"El que a hierro mata, a hierro muere." Nunca estas palabras resonaron con tanta brutalidad como en la comunidad de Sepulturas, Puna. Hilarión Huaylla Espinosa, un hombre de 68 años, fue devorado por las llamas en medio de una multitud furiosa que lo acusaba del brutal asesinato de su propia esposa e hijo.
Lo que comenzó como un llamado de justicia terminó en un horror indescriptible, dejando tres cadáveres y una sombra de dolor que no se disipará.
Todo comenzó en las instalaciones policiales de la región.

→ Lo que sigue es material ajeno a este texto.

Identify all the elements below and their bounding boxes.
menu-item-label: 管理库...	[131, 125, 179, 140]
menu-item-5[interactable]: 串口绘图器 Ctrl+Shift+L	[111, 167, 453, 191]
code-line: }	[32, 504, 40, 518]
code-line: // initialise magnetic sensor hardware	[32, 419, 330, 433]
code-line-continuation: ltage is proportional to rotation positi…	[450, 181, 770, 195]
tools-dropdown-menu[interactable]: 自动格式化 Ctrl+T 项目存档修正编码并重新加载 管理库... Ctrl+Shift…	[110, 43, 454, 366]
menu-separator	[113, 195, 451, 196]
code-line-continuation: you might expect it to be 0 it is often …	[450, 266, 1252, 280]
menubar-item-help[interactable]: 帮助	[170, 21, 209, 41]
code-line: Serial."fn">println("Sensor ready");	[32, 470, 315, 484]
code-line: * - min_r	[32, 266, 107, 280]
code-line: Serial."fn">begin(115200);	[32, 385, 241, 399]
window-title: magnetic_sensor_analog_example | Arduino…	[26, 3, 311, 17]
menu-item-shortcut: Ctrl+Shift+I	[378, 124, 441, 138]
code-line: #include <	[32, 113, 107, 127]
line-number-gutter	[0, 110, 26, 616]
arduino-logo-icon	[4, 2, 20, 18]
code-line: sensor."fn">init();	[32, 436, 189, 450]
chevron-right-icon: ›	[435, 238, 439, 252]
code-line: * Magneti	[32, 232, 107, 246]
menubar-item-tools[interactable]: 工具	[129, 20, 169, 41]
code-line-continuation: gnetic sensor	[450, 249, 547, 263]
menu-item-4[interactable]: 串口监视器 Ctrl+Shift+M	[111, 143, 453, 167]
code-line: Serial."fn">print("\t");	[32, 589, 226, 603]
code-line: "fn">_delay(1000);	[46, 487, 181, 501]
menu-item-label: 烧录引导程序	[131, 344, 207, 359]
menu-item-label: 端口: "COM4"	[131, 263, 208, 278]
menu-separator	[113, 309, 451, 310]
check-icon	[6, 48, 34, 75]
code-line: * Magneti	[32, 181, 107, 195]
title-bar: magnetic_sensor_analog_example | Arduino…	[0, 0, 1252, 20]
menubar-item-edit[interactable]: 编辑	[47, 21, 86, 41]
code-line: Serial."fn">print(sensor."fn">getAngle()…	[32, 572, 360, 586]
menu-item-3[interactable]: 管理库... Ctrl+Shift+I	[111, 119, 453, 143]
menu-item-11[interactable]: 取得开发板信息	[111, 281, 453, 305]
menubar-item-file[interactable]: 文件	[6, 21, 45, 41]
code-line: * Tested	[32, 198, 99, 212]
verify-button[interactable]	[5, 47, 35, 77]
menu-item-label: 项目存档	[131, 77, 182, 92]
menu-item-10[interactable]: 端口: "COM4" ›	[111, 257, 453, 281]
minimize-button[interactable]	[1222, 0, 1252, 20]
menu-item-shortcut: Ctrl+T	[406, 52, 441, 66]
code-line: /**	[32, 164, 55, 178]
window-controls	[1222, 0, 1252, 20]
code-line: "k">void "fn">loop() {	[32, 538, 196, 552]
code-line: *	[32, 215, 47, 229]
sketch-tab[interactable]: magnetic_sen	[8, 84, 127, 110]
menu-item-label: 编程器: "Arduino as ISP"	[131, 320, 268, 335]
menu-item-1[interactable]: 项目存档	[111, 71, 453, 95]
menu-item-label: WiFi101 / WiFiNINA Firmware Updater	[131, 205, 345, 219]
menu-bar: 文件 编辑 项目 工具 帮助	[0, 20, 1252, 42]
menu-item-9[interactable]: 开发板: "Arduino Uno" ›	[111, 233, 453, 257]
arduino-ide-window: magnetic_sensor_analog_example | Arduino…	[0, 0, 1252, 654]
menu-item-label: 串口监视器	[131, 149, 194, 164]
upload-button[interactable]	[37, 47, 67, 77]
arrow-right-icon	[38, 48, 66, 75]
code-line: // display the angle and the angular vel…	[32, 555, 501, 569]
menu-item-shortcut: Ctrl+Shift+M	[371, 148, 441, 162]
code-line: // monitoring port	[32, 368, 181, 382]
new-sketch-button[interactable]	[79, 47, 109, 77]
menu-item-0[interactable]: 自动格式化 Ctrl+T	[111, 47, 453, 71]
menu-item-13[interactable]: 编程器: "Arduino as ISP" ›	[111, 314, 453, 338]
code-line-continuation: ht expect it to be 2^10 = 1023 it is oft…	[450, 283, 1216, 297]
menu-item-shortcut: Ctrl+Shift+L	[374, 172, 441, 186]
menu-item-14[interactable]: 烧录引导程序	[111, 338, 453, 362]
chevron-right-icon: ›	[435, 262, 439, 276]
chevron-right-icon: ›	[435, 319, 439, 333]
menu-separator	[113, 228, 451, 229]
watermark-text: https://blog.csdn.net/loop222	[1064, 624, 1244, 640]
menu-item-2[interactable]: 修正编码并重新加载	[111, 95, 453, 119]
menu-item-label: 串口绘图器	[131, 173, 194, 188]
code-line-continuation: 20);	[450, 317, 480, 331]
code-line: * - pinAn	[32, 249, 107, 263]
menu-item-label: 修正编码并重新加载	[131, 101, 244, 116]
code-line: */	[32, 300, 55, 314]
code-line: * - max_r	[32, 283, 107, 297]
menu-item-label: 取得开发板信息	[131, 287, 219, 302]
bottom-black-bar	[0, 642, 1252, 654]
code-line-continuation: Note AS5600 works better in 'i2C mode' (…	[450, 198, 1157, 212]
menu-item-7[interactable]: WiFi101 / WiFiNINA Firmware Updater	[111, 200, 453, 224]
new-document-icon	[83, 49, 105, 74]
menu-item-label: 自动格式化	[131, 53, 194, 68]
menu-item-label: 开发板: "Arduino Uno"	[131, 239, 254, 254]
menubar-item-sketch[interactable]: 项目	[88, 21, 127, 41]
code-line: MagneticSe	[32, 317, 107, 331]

El viejo Hilarión aguardaba su audiencia cautelar, acusado de asesinar de manera espantosa a su esposa, Alejandra Mamani, de 62 años, y a su hijo, Ismael Waylla Mamani, de 33 años. Ambos habían sido hallados casi decapitados en el interior de su hogar, en una escena que no dejó lugar para la piedad. La comunidad, al enterarse del crimen, exigía respuestas inmediatas, pero la supuesta ausencia del representante del Ministerio Público incendió los ánimos ya caldeados.
La turba, poseída por la sed de venganza, irrumpió en la estación de Policía como una tormenta violenta, arrancando a Hilarión de las celdas. La furia colectiva lo llevó hasta la plaza de la población de Belén-Tres Cruces, donde, bajo el sol moribundo de la tarde, comenzó el macabro ritual.
El anciano fue atado y sometido a una lluvia de golpes. Cada puñetazo, cada patada, parecía un intento desesperado de exorcizar el dolor, de arrancar con violencia una justicia que ya no tenía cabida en la ley.
El clímax de la barbarie llegó cuando la turba, sin vacilar, roció al anciano con gasolina. Sus ruegos se perdieron entre el ruido ensordecedor de los gritos, y un solo fósforo encendió el infierno.
Las llamas, incontrolables, devoraron su carne envejecida, mientras su cuerpo, reducido a cenizas, se retorcía en un último intento por aferrarse a la vida. Nadie intervino, nadie lo detuvo. Era la furia hecha fuego, la justicia desbordada en el dolor más primitivo.